I never lied to anyone about what I did for a living. I actually enjoyed talking about it because the eyes of whoever I was talking to almost always lit up out of curiosity when I mentioned that I collected tolls. I can’t tell you how many times people countered with ‘Oh my god, I’ve always wanted to ask...’ Toll collecting is kind of a depressing profession though. There’s just no way around it. I don’t know if anyone out there would readily say that they were proud of what they or the organization did day to day. But I would say there is a certain satisfaction in going out there, being dependable, and doing a good job in any profession. Personally, I tried to inject as much levity into the whole situation as I could and document all the ridiculous things that happened out there so I could have some good party stories. The two things that helped me the most was the high likelihood of not being being a lifer and the fact that I had anywhere between 1-3 jobs during most of this time period. I never felt that toll collecting defined me as a person. Rather, it was just a ridiculous thing that I did to live like any other person. I am proud to have met and worked with the people that I did, and contrary to what you might believe, I worked alongside a lot of intelligent, strong, thoughtful individuals. And a fair share of idiots.

There is a protest for a soldiers funeral. Its those idiots from the w est b aptist c hurch.Theyr rt is from West point to Poughkeepsie. for 2 protest in 1 day. How would you feel about a line of 10/20 cars paying in pennies on the mid hudson? work?

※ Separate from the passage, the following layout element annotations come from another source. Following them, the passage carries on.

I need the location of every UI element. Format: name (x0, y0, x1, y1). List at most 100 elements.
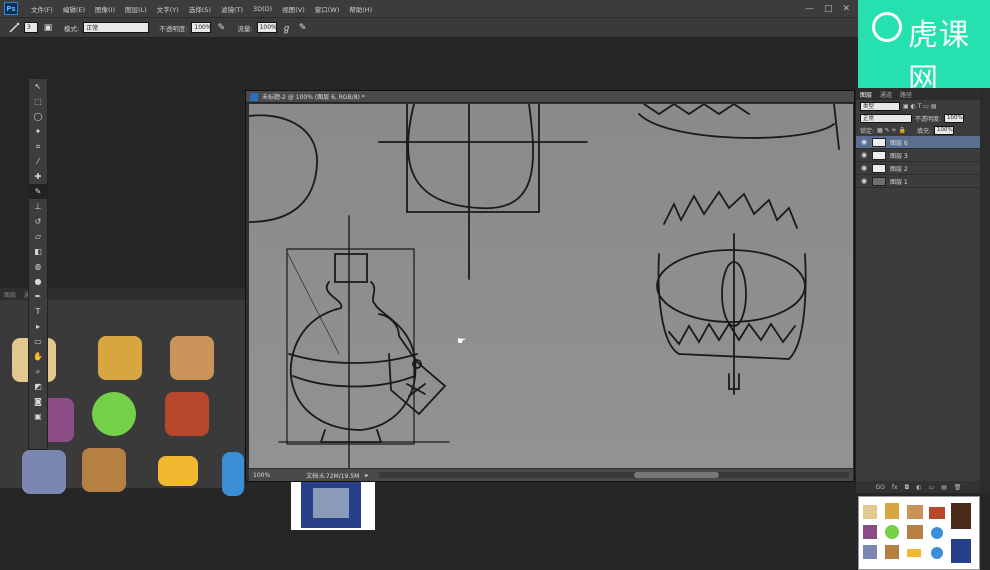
menu-edit[interactable]: 编辑(E) (58, 4, 90, 14)
menu-filter[interactable]: 滤镜(T) (216, 4, 248, 14)
brush-size-field[interactable]: 3 (24, 22, 38, 33)
filter-icons[interactable]: ▣ ◐ T ▭ ▤ (903, 103, 937, 110)
layer-name: 图层 6 (890, 139, 908, 147)
mode-label: 模式: (64, 24, 80, 33)
layer-name: 图层 1 (890, 178, 908, 186)
pressure-size-icon[interactable]: ✎ (297, 22, 309, 34)
status-arrow-icon[interactable]: ▸ (365, 472, 368, 479)
layer-filter-row: 类型 ▣ ◐ T ▭ ▤ (856, 100, 980, 112)
maximize-button[interactable]: □ (824, 4, 833, 14)
quick-select-tool-icon[interactable]: ✦ (29, 124, 47, 139)
reference-tab-1[interactable]: 图层 (4, 290, 16, 299)
menu-layer[interactable]: 图层(L) (120, 4, 152, 14)
horizontal-scrollbar[interactable] (379, 472, 849, 478)
flow-field[interactable]: 100% (256, 22, 277, 33)
treasure-chest-asset (82, 448, 126, 492)
blend-row: 正常 不透明度: 100% (856, 112, 980, 124)
menu-window[interactable]: 窗口(W) (310, 4, 345, 14)
pressure-opacity-icon[interactable]: ✎ (215, 22, 227, 34)
shape-tool-icon[interactable]: ▭ (29, 334, 47, 349)
stamp-tool-icon[interactable]: ⊥ (29, 199, 47, 214)
hand-tool-icon[interactable]: ✋ (29, 349, 47, 364)
menu-view[interactable]: 视图(V) (277, 4, 310, 14)
brush-tool-button-icon[interactable]: ✎ (29, 184, 47, 199)
group-icon[interactable]: ▭ (929, 484, 935, 491)
blend-mode-select[interactable]: 正常 (860, 113, 912, 123)
document-info[interactable]: 文档:6.72M/19.5M (306, 471, 359, 480)
trash-icon[interactable]: 🗑 (954, 484, 962, 491)
healing-tool-icon[interactable]: ✚ (29, 169, 47, 184)
new-layer-icon[interactable]: ▤ (941, 484, 947, 491)
link-layers-icon[interactable]: GO (875, 484, 884, 491)
layer-opacity-field[interactable]: 100% (944, 113, 965, 123)
menu-select[interactable]: 选择(S) (184, 4, 216, 14)
menu-3d[interactable]: 3D(D) (248, 5, 277, 13)
screen-mode-icon[interactable]: ▣ (29, 409, 47, 424)
drawing-canvas[interactable]: ☛ (249, 104, 853, 468)
visibility-eye-icon[interactable]: ◉ (860, 177, 868, 185)
visibility-eye-icon[interactable]: ◉ (860, 164, 868, 172)
lock-row: 锁定: ▦ ✎ ✛ 🔒 填充: 100% (856, 124, 980, 136)
zoom-readout[interactable]: 100% (253, 472, 270, 479)
path-select-tool-icon[interactable]: ▸ (29, 319, 47, 334)
layer-thumbnail (872, 150, 886, 160)
brush-tool-icon[interactable] (8, 22, 20, 34)
adjustment-icon[interactable]: ◐ (916, 484, 921, 491)
gradient-tool-icon[interactable]: ◧ (29, 244, 47, 259)
visibility-eye-icon[interactable]: ◉ (860, 151, 868, 159)
opacity-field[interactable]: 100% (191, 22, 212, 33)
close-button[interactable]: ✕ (842, 4, 850, 14)
fill-label: 填充: (916, 127, 931, 135)
menu-image[interactable]: 图像(I) (90, 4, 120, 14)
layer-row[interactable]: ◉ 图层 6 (856, 136, 980, 149)
layers-panel-tabs: 图层 通道 路径 (856, 88, 980, 100)
airbrush-icon[interactable]: ℊ (281, 22, 293, 34)
document-status-bar: 100% 文档:6.72M/19.5M ▸ (249, 469, 853, 481)
quick-mask-icon[interactable]: ◙ (29, 394, 47, 409)
watermark-area: 虎课网 (858, 0, 990, 97)
move-tool-icon[interactable]: ↖ (29, 79, 47, 94)
opacity-label: 不透明度: (915, 115, 942, 123)
layer-kind-select[interactable]: 类型 (860, 101, 900, 111)
menu-type[interactable]: 文字(Y) (152, 4, 184, 14)
document-tab[interactable]: 未标题-2 @ 100% (图层 6, RGB/8) * (246, 91, 854, 103)
dodge-tool-icon[interactable]: ● (29, 274, 47, 289)
brush-panel-icon[interactable]: ▣ (42, 22, 54, 34)
menu-help[interactable]: 帮助(H) (344, 4, 377, 14)
panel-scrollbar[interactable] (980, 88, 990, 493)
tiger-logo-icon (872, 12, 902, 42)
opacity-label: 不透明度: (159, 24, 188, 33)
tab-channels[interactable]: 通道 (880, 90, 892, 99)
lasso-tool-icon[interactable]: ◯ (29, 109, 47, 124)
layer-name: 图层 3 (890, 152, 908, 160)
type-tool-icon[interactable]: T (29, 304, 47, 319)
color-swatch-icon[interactable]: ◩ (29, 379, 47, 394)
history-brush-tool-icon[interactable]: ↺ (29, 214, 47, 229)
pen-tool-icon[interactable]: ✒ (29, 289, 47, 304)
fx-icon[interactable]: fx (892, 484, 898, 491)
layer-row[interactable]: ◉ 图层 1 (856, 175, 980, 188)
layers-panel: 图层 通道 路径 类型 ▣ ◐ T ▭ ▤ 正常 不透明度: 100% 锁定: … (855, 88, 981, 493)
eraser-tool-icon[interactable]: ▱ (29, 229, 47, 244)
photoshop-logo: Ps (4, 2, 18, 15)
layer-list: ◉ 图层 6 ◉ 图层 3 ◉ 图层 2 ◉ 图层 1 (856, 136, 980, 188)
fill-field[interactable]: 100% (933, 125, 954, 135)
crop-tool-icon[interactable]: ⌗ (29, 139, 47, 154)
scrollbar-thumb[interactable] (634, 472, 719, 478)
mode-select[interactable]: 正常 (83, 22, 150, 33)
navigator-thumbnail (858, 496, 980, 570)
tab-layers[interactable]: 图层 (860, 90, 872, 99)
blur-tool-icon[interactable]: ◍ (29, 259, 47, 274)
tab-paths[interactable]: 路径 (900, 90, 912, 99)
layer-row[interactable]: ◉ 图层 3 (856, 149, 980, 162)
visibility-eye-icon[interactable]: ◉ (860, 138, 868, 146)
lock-icons[interactable]: ▦ ✎ ✛ 🔒 (877, 127, 906, 134)
eyedropper-tool-icon[interactable]: ⁄ (29, 154, 47, 169)
zoom-tool-icon[interactable]: ⌕ (29, 364, 47, 379)
minimize-button[interactable]: — (805, 4, 814, 14)
layer-thumbnail (872, 163, 886, 173)
layer-row[interactable]: ◉ 图层 2 (856, 162, 980, 175)
marquee-tool-icon[interactable]: ⬚ (29, 94, 47, 109)
menu-file[interactable]: 文件(F) (26, 4, 58, 14)
mask-icon[interactable]: ◘ (905, 484, 910, 491)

Asked by Dan over 4 years ago

I get the premise, but I don't think this one works in practice. You might have a collector that just waves you though without counting, and even if they count every single penny I don't know if you'd be buying the kind of time you need. One thing that we can all agree on is that the Westboro Baptists are insane.

how do u identify the axels on a vehicle? and do u have a calculator on the register?

Asked by Dreaha over 4 years ago

It's pretty easy to do. Just take a look at the side of any vehicle and count the number of wheels rolling on the ground. Here's a chart from the U.S. DOT that shows some examples of truck combinations: http://i.imgur.com/r6hpwt9.gif We did not have cash registers in our booths. The ticket machines that we used could do a number of functions, but all cash transactions were done manually. If you needed to, you could bring a calculator of your own out to the lane with you, but during my job interview I was asked if i could make change without the use of a cash register. When I replied that I could, the interviewer tested me on the spot.